Multifocality in breast cancer is associated with increased axillary nodal metastases and a potentially worse outcome, with increased risk of local relapse, when compared with unifocal cancer.5 Considering our data and similar findings from other recent studies, it would not be unreasonable to consider that an unfavorable prognosis for patients with multifocal cancer was somehow linked to current practices of inadequate immunohistochemical characterization of individual tumor foci resulting in inadequate adjuvant systemic treatment.
One may argue that testing all tumor foci for all 3 biomarkers (ER, PR, and HER2) may not be cost effective, particularly with increasingly strict regulations for test reimbursement. To contain costs, we therefore recommend repeating only the biomarker(s) with initially negative value(s) on the additional smaller foci. That approach would at least ensure that no patient was deprived of available targeted therapies, with minimal increase in diagnostic costs.

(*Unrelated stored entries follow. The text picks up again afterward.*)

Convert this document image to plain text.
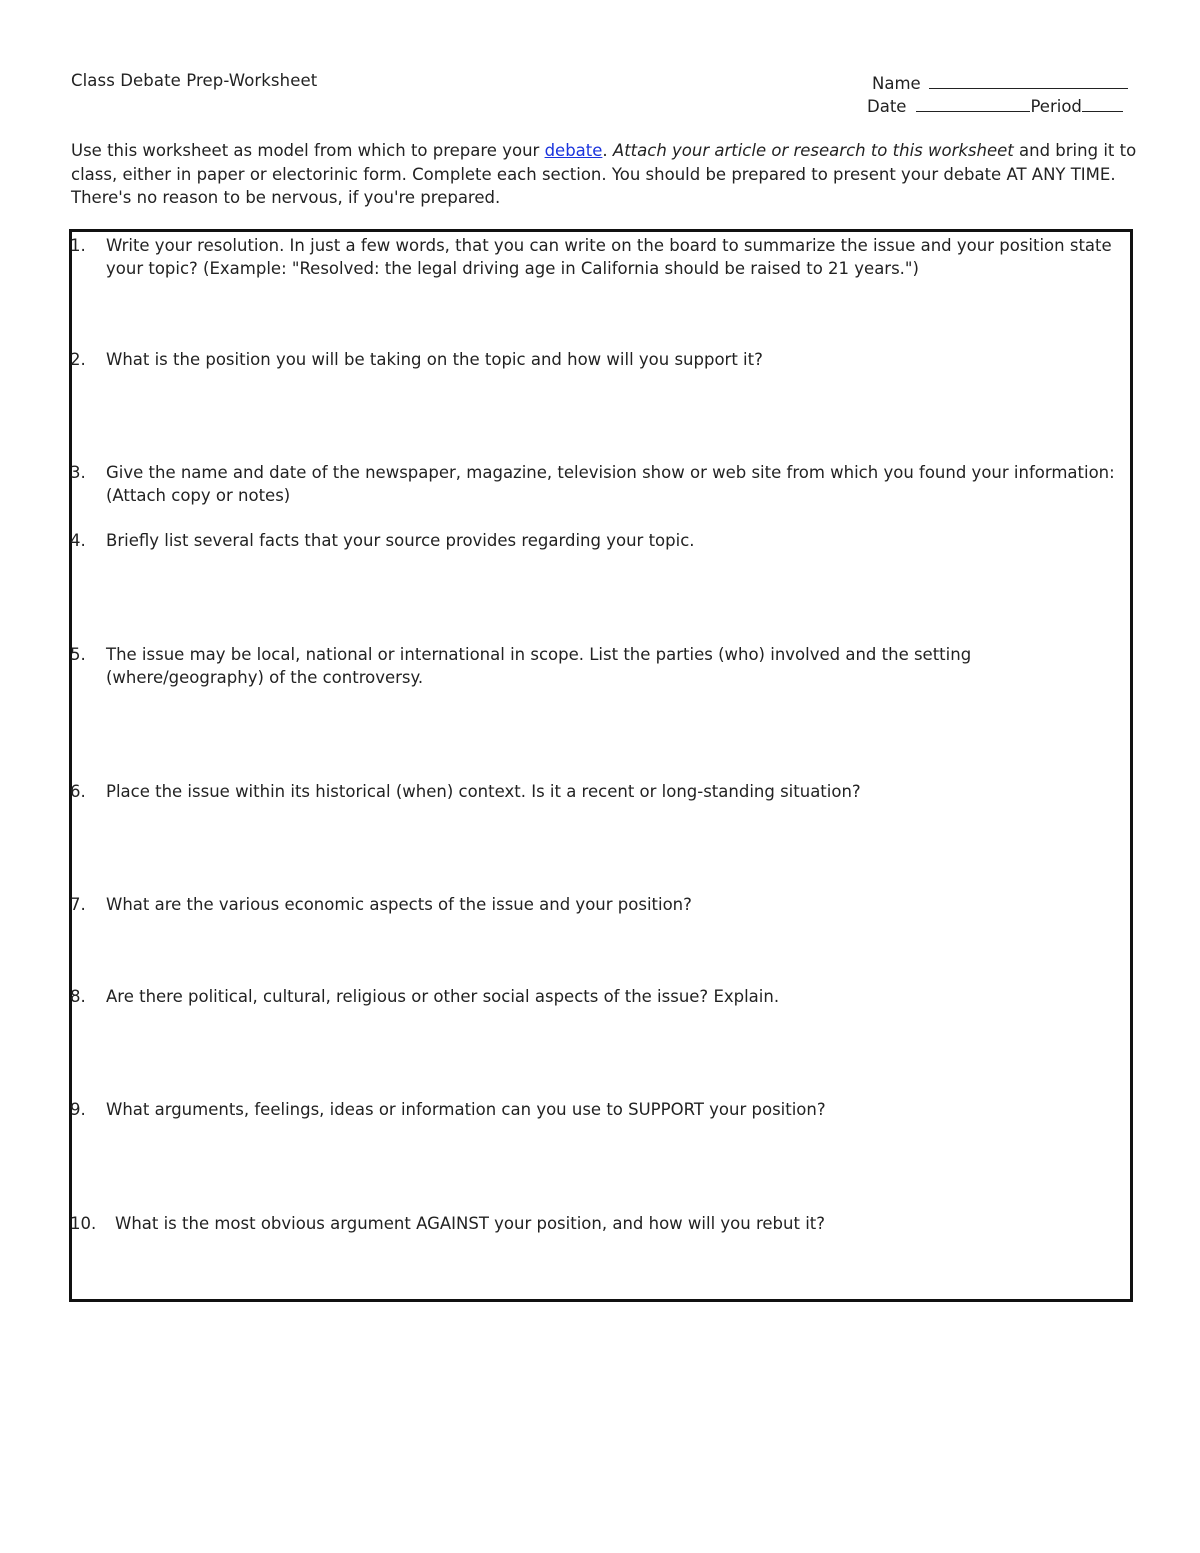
Class Debate Prep-Worksheet	Name
Date	Period
Use this worksheet as model from which to prepare your debate. Attach your article or research to this worksheet and bring it to class, either in paper or electorinic form. Complete each section. You should be prepared to present your debate AT ANY TIME. There's no reason to be nervous, if you're prepared.
1.	Write your resolution. In just a few words, that you can write on the board to summarize the issue and your position state your topic? (Example: "Resolved: the legal driving age in California should be raised to 21 years.")
2.	What is the position you will be taking on the topic and how will you support it?
3.	Give the name and date of the newspaper, magazine, television show or web site from which you found your information: (Attach copy or notes)
4.	Briefly list several facts that your source provides regarding your topic.
5.	The issue may be local, national or international in scope. List the parties (who) involved and the setting (where/geography) of the controversy.
6.	Place the issue within its historical (when) context. Is it a recent or long-standing situation?
7.	What are the various economic aspects of the issue and your position?
8.	Are there political, cultural, religious or other social aspects of the issue? Explain.
9.	What arguments, feelings, ideas or information can you use to SUPPORT your position?
10.	What is the most obvious argument AGAINST your position, and how will you rebut it?
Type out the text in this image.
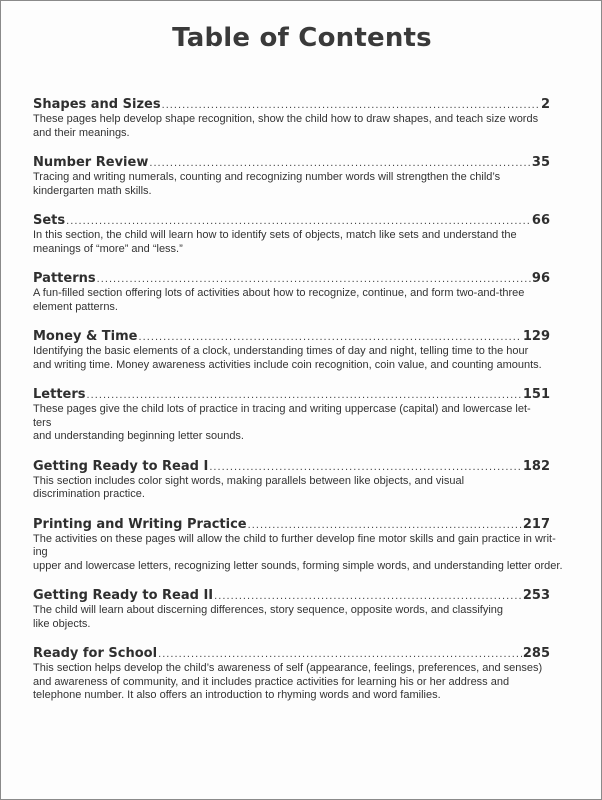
Table of Contents
Shapes and Sizes . . .	2

These pages help develop shape recognition, show the child how to draw shapes, and teach size words
and their meanings.

Number Review . . .	35

Tracing and writing numerals, counting and recognizing number words will strengthen the child’s
kindergarten math skills.

Sets . . .	66

In this section, the child will learn how to identify sets of objects, match like sets and understand the
meanings of “more” and “less.”

Patterns . . .	96

A fun-filled section offering lots of activities about how to recognize, continue, and form two-and-three
element patterns.

Money & Time . . .	129

Identifying the basic elements of a clock, understanding times of day and night, telling time to the hour
and writing time. Money awareness activities include coin recognition, coin value, and counting amounts.

Letters . . .	151

These pages give the child lots of practice in tracing and writing uppercase (capital) and lowercase let-
ters
and understanding beginning letter sounds.

Getting Ready to Read I . . .	182

This section includes color sight words, making parallels between like objects, and visual
discrimination practice.

Printing and Writing Practice . . .	217

The activities on these pages will allow the child to further develop fine motor skills and gain practice in writ-
ing
upper and lowercase letters, recognizing letter sounds, forming simple words, and understanding letter order.

Getting Ready to Read II . . .	253

The child will learn about discerning differences, story sequence, opposite words, and classifying
like objects.

Ready for School . . .	285

This section helps develop the child’s awareness of self (appearance, feelings, preferences, and senses)
and awareness of community, and it includes practice activities for learning his or her address and
telephone number. It also offers an introduction to rhyming words and word families.
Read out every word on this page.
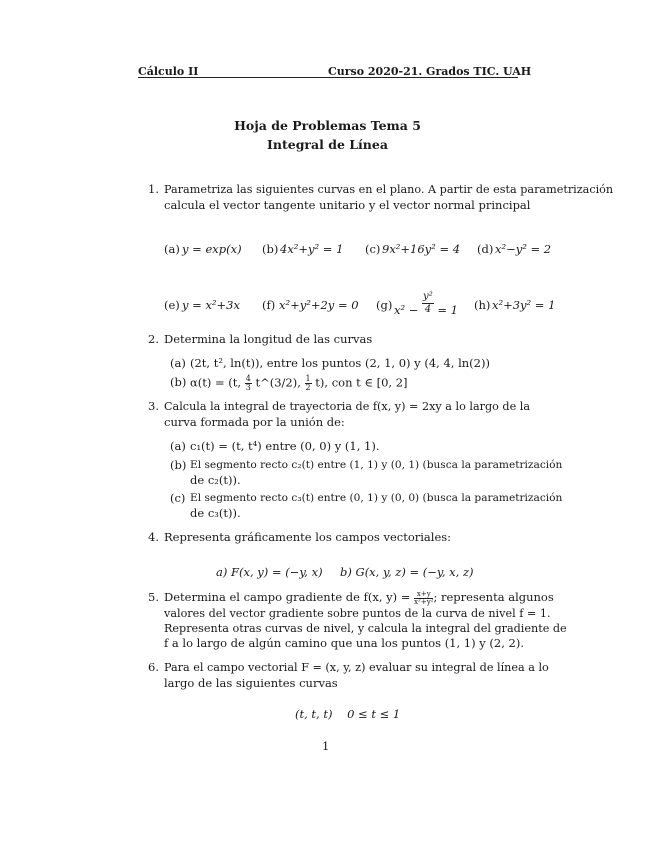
Cálculo II	Curso 2020-21. Grados TIC. UAH
Hoja de Problemas Tema 5
Integral de Línea
1. Parametriza las siguientes curvas en el plano. A partir de esta parametrización
calcula el vector tangente unitario y el vector normal principal
(a) y = exp(x) (b) 4x²+y² = 1 (c) 9x²+16y² = 4 (d) x²−y² = 2
(e) y = x²+3x (f) x²+y²+2y = 0 (g) $x^2 - \frac{\text{y²}}{4} = 1$ (h) x²+3y² = 1
2. Determina la longitud de las curvas
(a) (2t, t², ln(t)), entre los puntos (2, 1, 0) y (4, 4, ln(2))
(b) α(t) = (t, $\frac{4}{3}$ t^(3/2), $\frac{1}{2} t$), con t ∈ [0, 2]
3. Calcula la integral de trayectoria de f(x, y) = 2xy a lo largo de la
curva formada por la unión de:
(a) c₁(t) = (t, t⁴) entre (0, 0) y (1, 1).
(b) El segmento recto c₂(t) entre (1, 1) y (0, 1) (busca la parametrización
de c₂(t)).
(c) El segmento recto c₃(t) entre (0, 1) y (0, 0) (busca la parametrización
de c₃(t)).
4. Representa gráficamente los campos vectoriales:
a) F(x, y) = (−y, x) b) G(x, y, z) = (−y, x, z)
5. Determina el campo gradiente de f(x, $y) = \frac{x+y}{\text{x²+y²}}$ ; representa algunos
valores del vector gradiente sobre puntos de la curva de nivel f = 1.
Representa otras curvas de nivel, y calcula la integral del gradiente de
f a lo largo de algún camino que una los puntos (1, 1) y (2, 2).
6. Para el campo vectorial F = (x, y, z) evaluar su integral de línea a lo
largo de las siguientes curvas
(t, t, t)    0 ≤ t ≤ 1
1
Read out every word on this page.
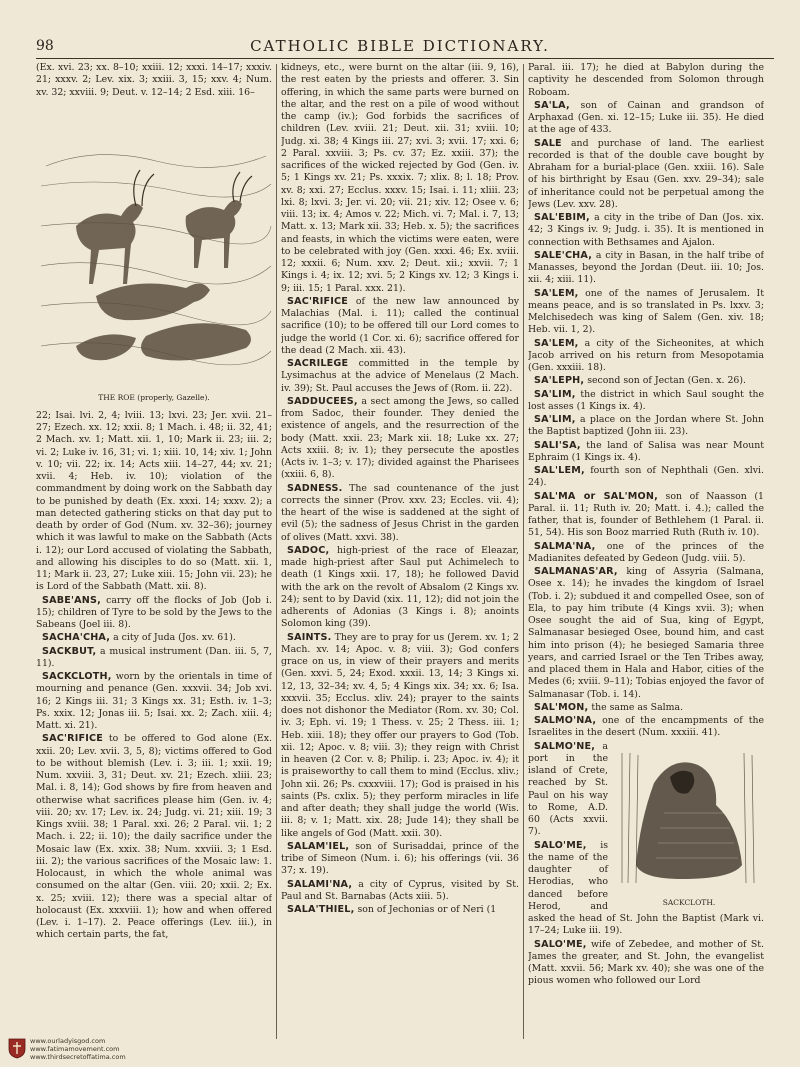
98	CATHOLIC BIBLE DICTIONARY.

(Ex. xvi. 23; xx. 8–10; xxiii. 12; xxxi. 14–17; xxxiv. 21; xxxv. 2; Lev. xix. 3; xxiii. 3, 15; xxv. 4; Num. xv. 32; xxviii. 9; Deut. v. 12–14; 2 Esd. xiii. 16–

THE ROE (properly, Gazelle).

22; Isai. lvi. 2, 4; lviii. 13; lxvi. 23; Jer. xvii. 21–27; Ezech. xx. 12; xxii. 8; 1 Mach. i. 48; ii. 32, 41; 2 Mach. xv. 1; Matt. xii. 1, 10; Mark ii. 23; iii. 2; vi. 2; Luke iv. 16, 31; vi. 1; xiii. 10, 14; xiv. 1; John v. 10; vii. 22; ix. 14; Acts xiii. 14–27, 44; xv. 21; xvii. 4; Heb. iv. 10); violation of the commandment by doing work on the Sabbath day to be punished by death (Ex. xxxi. 14; xxxv. 2); a man detected gathering sticks on that day put to death by order of God (Num. xv. 32–36); journey which it was lawful to make on the Sabbath (Acts i. 12); our Lord accused of violating the Sabbath, and allowing his disciples to do so (Matt. xii. 1, 11; Mark ii. 23, 27; Luke xiii. 15; John vii. 23); he is Lord of the Sabbath (Matt. xii. 8).

SABE'ANS, carry off the flocks of Job (Job i. 15); children of Tyre to be sold by the Jews to the Sabeans (Joel iii. 8).

SACHA'CHA, a city of Juda (Jos. xv. 61).

SACKBUT, a musical instrument (Dan. iii. 5, 7, 11).

SACKCLOTH, worn by the orientals in time of mourning and penance (Gen. xxxvii. 34; Job xvi. 16; 2 Kings iii. 31; 3 Kings xx. 31; Esth. iv. 1–3; Ps. xxix. 12; Jonas iii. 5; Isai. xx. 2; Zach. xiii. 4; Matt. xi. 21).

SAC'RIFICE to be offered to God alone (Ex. xxii. 20; Lev. xvii. 3, 5, 8); victims offered to God to be without blemish (Lev. i. 3; iii. 1; xxii. 19; Num. xxviii. 3, 31; Deut. xv. 21; Ezech. xliii. 23; Mal. i. 8, 14); God shows by fire from heaven and otherwise what sacrifices please him (Gen. iv. 4; viii. 20; xv. 17; Lev. ix. 24; Judg. vi. 21; xiii. 19; 3 Kings xviii. 38; 1 Paral. xxi. 26; 2 Paral. vii. 1; 2 Mach. i. 22; ii. 10); the daily sacrifice under the Mosaic law (Ex. xxix. 38; Num. xxviii. 3; 1 Esd. iii. 2); the various sacrifices of the Mosaic law: 1. Holocaust, in which the whole animal was consumed on the altar (Gen. viii. 20; xxii. 2; Ex. x. 25; xviii. 12); there was a special altar of holocaust (Ex. xxxviii. 1); how and when offered (Lev. i. 1–17). 2. Peace offerings (Lev. iii.), in which certain parts, the fat,

kidneys, etc., were burnt on the altar (iii. 9, 16), the rest eaten by the priests and offerer. 3. Sin offering, in which the same parts were burned on the altar, and the rest on a pile of wood without the camp (iv.); God forbids the sacrifices of children (Lev. xviii. 21; Deut. xii. 31; xviii. 10; Judg. xi. 38; 4 Kings iii. 27; xvi. 3; xvii. 17; xxi. 6; 2 Paral. xxviii. 3; Ps. cv. 37; Ez. xxiii. 37); the sacrifices of the wicked rejected by God (Gen. iv. 5; 1 Kings xv. 21; Ps. xxxix. 7; xlix. 8; l. 18; Prov. xv. 8; xxi. 27; Ecclus. xxxv. 15; Isai. i. 11; xliii. 23; lxi. 8; lxvi. 3; Jer. vi. 20; vii. 21; xiv. 12; Osee v. 6; viii. 13; ix. 4; Amos v. 22; Mich. vi. 7; Mal. i. 7, 13; Matt. x. 13; Mark xii. 33; Heb. x. 5); the sacrifices and feasts, in which the victims were eaten, were to be celebrated with joy (Gen. xxxi. 46; Ex. xviii. 12; xxxii. 6; Num. xxv. 2; Deut. xii.; xxvii. 7; 1 Kings i. 4; ix. 12; xvi. 5; 2 Kings xv. 12; 3 Kings i. 9; iii. 15; 1 Paral. xxx. 21).

SAC'RIFICE of the new law announced by Malachias (Mal. i. 11); called the continual sacrifice (10); to be offered till our Lord comes to judge the world (1 Cor. xi. 6); sacrifice offered for the dead (2 Mach. xii. 43).

SACRILEGE committed in the temple by Lysimachus at the advice of Menelaus (2 Mach. iv. 39); St. Paul accuses the Jews of (Rom. ii. 22).

SADDUCEES, a sect among the Jews, so called from Sadoc, their founder. They denied the existence of angels, and the resurrection of the body (Matt. xxii. 23; Mark xii. 18; Luke xx. 27; Acts xxiii. 8; iv. 1); they persecute the apostles (Acts iv. 1–3; v. 17); divided against the Pharisees (xxiii. 6, 8).

SADNESS. The sad countenance of the just corrects the sinner (Prov. xxv. 23; Eccles. vii. 4); the heart of the wise is saddened at the sight of evil (5); the sadness of Jesus Christ in the garden of olives (Matt. xxvi. 38).

SADOC, high-priest of the race of Eleazar, made high-priest after Saul put Achimelech to death (1 Kings xxii. 17, 18); he followed David with the ark on the revolt of Absalom (2 Kings xv. 24); sent to by David (xix. 11, 12); did not join the adherents of Adonias (3 Kings i. 8); anoints Solomon king (39).

SAINTS. They are to pray for us (Jerem. xv. 1; 2 Mach. xv. 14; Apoc. v. 8; viii. 3); God confers grace on us, in view of their prayers and merits (Gen. xxvi. 5, 24; Exod. xxxii. 13, 14; 3 Kings xi. 12, 13, 32–34; xv. 4, 5; 4 Kings xix. 34; xx. 6; Isa. xxxvii. 35; Ecclus. xliv. 24); prayer to the saints does not dishonor the Mediator (Rom. xv. 30; Col. iv. 3; Eph. vi. 19; 1 Thess. v. 25; 2 Thess. iii. 1; Heb. xiii. 18); they offer our prayers to God (Tob. xii. 12; Apoc. v. 8; viii. 3); they reign with Christ in heaven (2 Cor. v. 8; Philip. i. 23; Apoc. iv. 4); it is praiseworthy to call them to mind (Ecclus. xliv.; John xii. 26; Ps. cxxxviii. 17); God is praised in his saints (Ps. cxlix. 5); they perform miracles in life and after death; they shall judge the world (Wis. iii. 8; v. 1; Matt. xix. 28; Jude 14); they shall be like angels of God (Matt. xxii. 30).

SALAM'IEL, son of Surisaddai, prince of the tribe of Simeon (Num. i. 6); his offerings (vii. 36 37; x. 19).

SALAMI'NA, a city of Cyprus, visited by St. Paul and St. Barnabas (Acts xiii. 5).

SALA'THIEL, son of Jechonias or of Neri (1

Paral. iii. 17); he died at Babylon during the captivity he descended from Solomon through Roboam.

SA'LA, son of Cainan and grandson of Arphaxad (Gen. xi. 12–15; Luke iii. 35). He died at the age of 433.

SALE and purchase of land. The earliest recorded is that of the double cave bought by Abraham for a burial-place (Gen. xxiii. 16). Sale of his birthright by Esau (Gen. xxv. 29–34); sale of inheritance could not be perpetual among the Jews (Lev. xxv. 28).

SAL'EBIM, a city in the tribe of Dan (Jos. xix. 42; 3 Kings iv. 9; Judg. i. 35). It is mentioned in connection with Bethsames and Ajalon.

SALE'CHA, a city in Basan, in the half tribe of Manasses, beyond the Jordan (Deut. iii. 10; Jos. xii. 4; xiii. 11).

SA'LEM, one of the names of Jerusalem. It means peace, and is so translated in Ps. lxxv. 3; Melchisedech was king of Salem (Gen. xiv. 18; Heb. vii. 1, 2).

SA'LEM, a city of the Sicheonites, at which Jacob arrived on his return from Mesopotamia (Gen. xxxiii. 18).

SA'LEPH, second son of Jectan (Gen. x. 26).

SA'LIM, the district in which Saul sought the lost asses (1 Kings ix. 4).

SA'LIM, a place on the Jordan where St. John the Baptist baptized (John iii. 23).

SALI'SA, the land of Salisa was near Mount Ephraim (1 Kings ix. 4).

SAL'LEM, fourth son of Nephthali (Gen. xlvi. 24).

SAL'MA or SAL'MON, son of Naasson (1 Paral. ii. 11; Ruth iv. 20; Matt. i. 4.); called the father, that is, founder of Bethlehem (1 Paral. ii. 51, 54). His son Booz married Ruth (Ruth iv. 10).

SALMA'NA, one of the princes of the Madianites defeated by Gedeon (Judg. viii. 5).

SALMANAS'AR, king of Assyria (Salmana, Osee x. 14); he invades the kingdom of Israel (Tob. i. 2); subdued it and compelled Osee, son of Ela, to pay him tribute (4 Kings xvii. 3); when Osee sought the aid of Sua, king of Egypt, Salmanasar besieged Osee, bound him, and cast him into prison (4); he besieged Samaria three years, and carried Israel or the Ten Tribes away, and placed them in Hala and Habor, cities of the Medes (6; xviii. 9–11); Tobias enjoyed the favor of Salmanasar (Tob. i. 14).

SAL'MON, the same as Salma.

SALMO'NA, one of the encampments of the Israelites in the desert (Num. xxxiii. 41).

SACKCLOTH.

SALMO'NE, a port in the island of Crete, reached by St. Paul on his way to Rome, A.D. 60 (Acts xxvii. 7).

SALO'ME, is the name of the daughter of Herodias, who danced before Herod, and asked the head of St. John the Baptist (Mark vi. 17–24; Luke iii. 19).

SALO'ME, wife of Zebedee, and mother of St. James the greater, and St. John, the evangelist (Matt. xxvii. 56; Mark xv. 40); she was one of the pious women who followed our Lord

www.ourladyisgod.com
www.fatimamovement.com
www.thirdsecretoffatima.com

To conclude, our study is one of the few studies evaluating the clinical utility of biomarker testing in additional tumor foci in multifocal breast carcinomas. Our data highlight the benefits of additional testing on smaller tumor foci for the biomarker not expressed in the index tumor, regardless of the tumor histology. Current CAP recommendations for biomarker testing in the multifocal setting should be revisited.
The authors have no relevant financial interest in the products or companies described in this article.
Presented in part at the annual meeting of the United States and Canadian Academy of Pathology; March 15, 2016; Seattle, Washington.